The reply to the primary query is provided by this desk from the 1980 paper:
Their normal deviations (2.3" inside every intercourse) are too low. That kind of factor can occur once you attempt to estimate a distribution utilizing a small and nonrepresentative pattern. They continued by assuming a correlation of 0.2 between wives' and husbands' heights. I believe 0.2 is just too small a correlation, however once you mix it with the means and normal deviations that they assumed, you find yourself getting one thing cheap.
As to the second query . . . I do not know! This is what they are saying about their information:
My greatest guess is that individuals did some artistic rounding to keep away from the husband's recorded peak being decrease than the spouse's, nevertheless it's laborious to know. I do not fault the authors of that paper from 1980 for utilizing no matter information they might discover; on reflection, although, it appears they have been doing plenty of out-of-control theorizing based mostly on noisy and biased information.

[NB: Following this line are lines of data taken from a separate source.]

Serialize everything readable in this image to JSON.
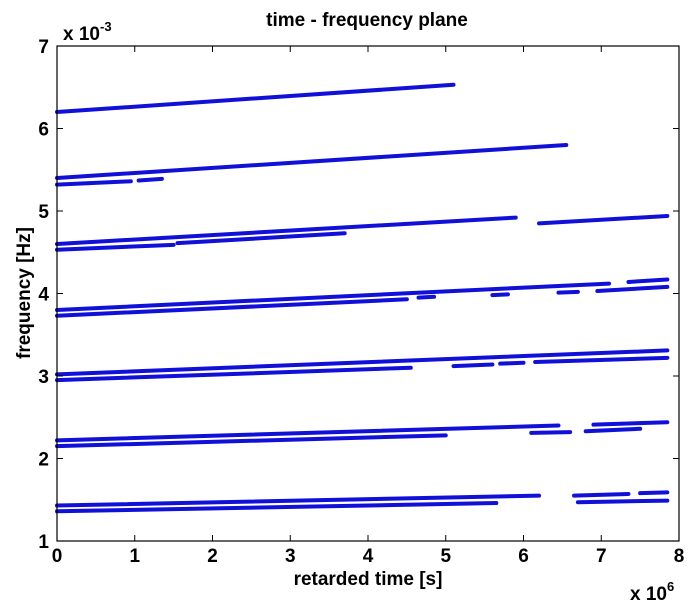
{
  "chart_data": {
    "type": "line",
    "title": "time - frequency plane",
    "xlabel": "retarded time [s]",
    "ylabel": "frequency [Hz]",
    "x_multiplier": {
      "base": "x 10",
      "exponent": "6"
    },
    "y_multiplier": {
      "base": "x 10",
      "exponent": "-3"
    },
    "xlim": [
      0,
      8
    ],
    "ylim": [
      1,
      7
    ],
    "xticks": [
      "0",
      "1",
      "2",
      "3",
      "4",
      "5",
      "6",
      "7",
      "8"
    ],
    "yticks": [
      "1",
      "2",
      "3",
      "4",
      "5",
      "6",
      "7"
    ],
    "grid": false,
    "color": "#1010d8",
    "series": [
      {
        "segments": [
          [
            [
              0,
              6.2
            ],
            [
              5.1,
              6.53
            ]
          ]
        ]
      },
      {
        "segments": [
          [
            [
              0,
              5.4
            ],
            [
              6.55,
              5.8
            ]
          ]
        ]
      },
      {
        "segments": [
          [
            [
              0,
              5.32
            ],
            [
              0.95,
              5.36
            ]
          ],
          [
            [
              1.05,
              5.37
            ],
            [
              1.35,
              5.39
            ]
          ]
        ]
      },
      {
        "segments": [
          [
            [
              0,
              4.6
            ],
            [
              5.9,
              4.92
            ]
          ],
          [
            [
              6.2,
              4.85
            ],
            [
              7.85,
              4.94
            ]
          ]
        ]
      },
      {
        "segments": [
          [
            [
              0,
              4.53
            ],
            [
              1.5,
              4.59
            ]
          ],
          [
            [
              1.55,
              4.61
            ],
            [
              3.7,
              4.73
            ]
          ]
        ]
      },
      {
        "segments": [
          [
            [
              0,
              3.8
            ],
            [
              7.1,
              4.12
            ]
          ],
          [
            [
              7.35,
              4.14
            ],
            [
              7.85,
              4.17
            ]
          ]
        ]
      },
      {
        "segments": [
          [
            [
              0,
              3.73
            ],
            [
              4.5,
              3.93
            ]
          ],
          [
            [
              4.65,
              3.95
            ],
            [
              4.85,
              3.96
            ]
          ],
          [
            [
              5.6,
              3.98
            ],
            [
              5.8,
              3.99
            ]
          ],
          [
            [
              6.45,
              4.01
            ],
            [
              6.7,
              4.02
            ]
          ],
          [
            [
              6.95,
              4.03
            ],
            [
              7.85,
              4.08
            ]
          ]
        ]
      },
      {
        "segments": [
          [
            [
              0,
              3.02
            ],
            [
              7.85,
              3.31
            ]
          ]
        ]
      },
      {
        "segments": [
          [
            [
              0,
              2.95
            ],
            [
              4.55,
              3.1
            ]
          ],
          [
            [
              5.1,
              3.12
            ],
            [
              5.6,
              3.14
            ]
          ],
          [
            [
              5.7,
              3.15
            ],
            [
              6.0,
              3.16
            ]
          ],
          [
            [
              6.15,
              3.17
            ],
            [
              7.85,
              3.22
            ]
          ]
        ]
      },
      {
        "segments": [
          [
            [
              0,
              2.22
            ],
            [
              6.45,
              2.4
            ]
          ],
          [
            [
              6.9,
              2.41
            ],
            [
              7.85,
              2.44
            ]
          ]
        ]
      },
      {
        "segments": [
          [
            [
              0,
              2.15
            ],
            [
              5.0,
              2.28
            ]
          ],
          [
            [
              6.1,
              2.31
            ],
            [
              6.6,
              2.32
            ]
          ],
          [
            [
              6.8,
              2.33
            ],
            [
              7.5,
              2.36
            ]
          ]
        ]
      },
      {
        "segments": [
          [
            [
              0,
              1.43
            ],
            [
              6.2,
              1.55
            ]
          ],
          [
            [
              6.65,
              1.55
            ],
            [
              7.35,
              1.57
            ]
          ],
          [
            [
              7.5,
              1.58
            ],
            [
              7.85,
              1.59
            ]
          ]
        ]
      },
      {
        "segments": [
          [
            [
              0,
              1.36
            ],
            [
              5.65,
              1.46
            ]
          ],
          [
            [
              6.7,
              1.47
            ],
            [
              7.85,
              1.49
            ]
          ]
        ]
      }
    ]
  }
}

I did some extra googling and located this paper from 2014 with extra from the Panel Examine of Revenue Dynamics. The authors write:
Peak was first measured within the PSID in 1986 after which at each wave beginning in
1999. . . . In 1986, 92.7% of males have been taller than their spouses; in 2009, 92.2% have been taller.They break the info up into {couples} the place the husbands is shorter than the spouse and {couples} the place they're the identical peak. In 1986, 3.14% of husbands have been shorter and 4.13% have been the identical peak. In 2009, 3.78% have been shorter and 4.00% have been the identical peak. From these information, if you happen to embrace one thing lower than half of the "identical peak" group, you may get an estimate of roughly 5%, or 1 in 20, {couples} the place the spouse is taller than the husband.
So, yeah, between 1 in 10 and 1 in 40. Not 1 in 300.

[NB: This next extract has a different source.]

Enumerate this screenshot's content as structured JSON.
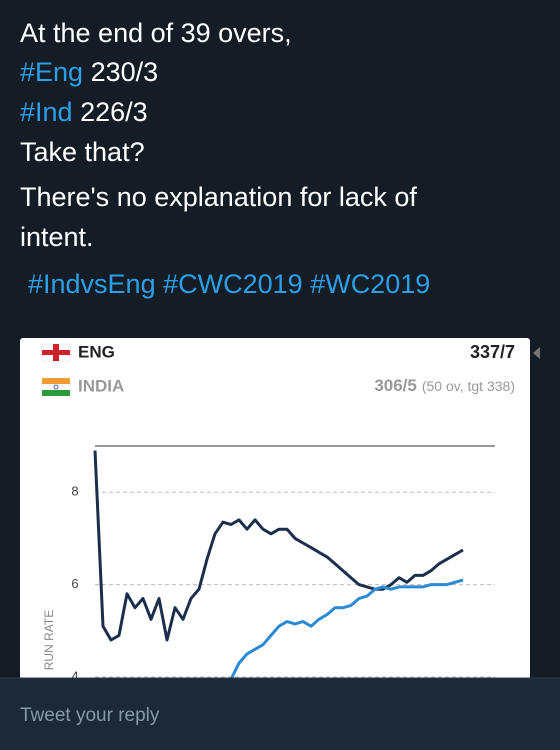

To be truthful to Shane on this one, this was simply an instance he utilized in considered one of his lessons. It is an fascinating instance the way it's simple to get confused if you happen to simply have a look at one supply, paying homage to some examples we have mentioned earlier on this area:
- What's Russia's GDP per capita?
- The contradictory literature on the consequences on political attitudes of having a son or daughter.
- Numerous claims about the relation between age and happiness.

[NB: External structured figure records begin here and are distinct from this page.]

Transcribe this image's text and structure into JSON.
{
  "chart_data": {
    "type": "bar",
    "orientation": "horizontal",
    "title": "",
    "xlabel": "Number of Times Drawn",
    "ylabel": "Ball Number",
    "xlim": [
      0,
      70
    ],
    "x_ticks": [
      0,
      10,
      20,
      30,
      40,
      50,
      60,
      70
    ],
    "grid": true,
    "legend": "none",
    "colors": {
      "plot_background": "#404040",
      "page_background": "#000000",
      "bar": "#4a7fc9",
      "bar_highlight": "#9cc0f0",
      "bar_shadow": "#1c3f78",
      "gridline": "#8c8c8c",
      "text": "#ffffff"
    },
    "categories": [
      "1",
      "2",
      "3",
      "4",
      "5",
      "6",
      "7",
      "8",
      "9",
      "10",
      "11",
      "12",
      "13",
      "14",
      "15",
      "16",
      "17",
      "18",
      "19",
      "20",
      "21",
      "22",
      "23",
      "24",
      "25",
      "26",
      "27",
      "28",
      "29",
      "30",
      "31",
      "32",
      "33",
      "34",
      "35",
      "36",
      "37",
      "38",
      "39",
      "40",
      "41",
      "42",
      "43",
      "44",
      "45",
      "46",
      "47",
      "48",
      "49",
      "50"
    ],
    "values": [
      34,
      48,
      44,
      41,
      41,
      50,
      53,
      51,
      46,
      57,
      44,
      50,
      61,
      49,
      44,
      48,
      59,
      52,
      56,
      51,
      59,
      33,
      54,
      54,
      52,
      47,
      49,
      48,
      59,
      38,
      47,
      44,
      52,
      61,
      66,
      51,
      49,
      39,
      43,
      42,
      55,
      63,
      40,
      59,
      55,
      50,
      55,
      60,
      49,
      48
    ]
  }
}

All these examples function contradictory claims within the literature which might be every made very strongly. The issue just isn't a lot within the disagreement---there is professional uncertainty on these points, together with actual variation---but relatively that the separate claims are introduced as deterministic numbers or as near-certain conclusions. Kinda like this infamous story from Hynes and Vanmarcke (1977) and retold in Active Statistics:
Shane summarizes:
The final message has develop into much more cynical; transmogrifying from “You may’t belief all the things you learn,” to “You may’t belief something you learn.”
I would not fairly put it that strongly; relatively, I might say that it is a good suggestion to search out a number of information sources and a number of analyses, and do not count on that the very first thing you discover will inform the entire story.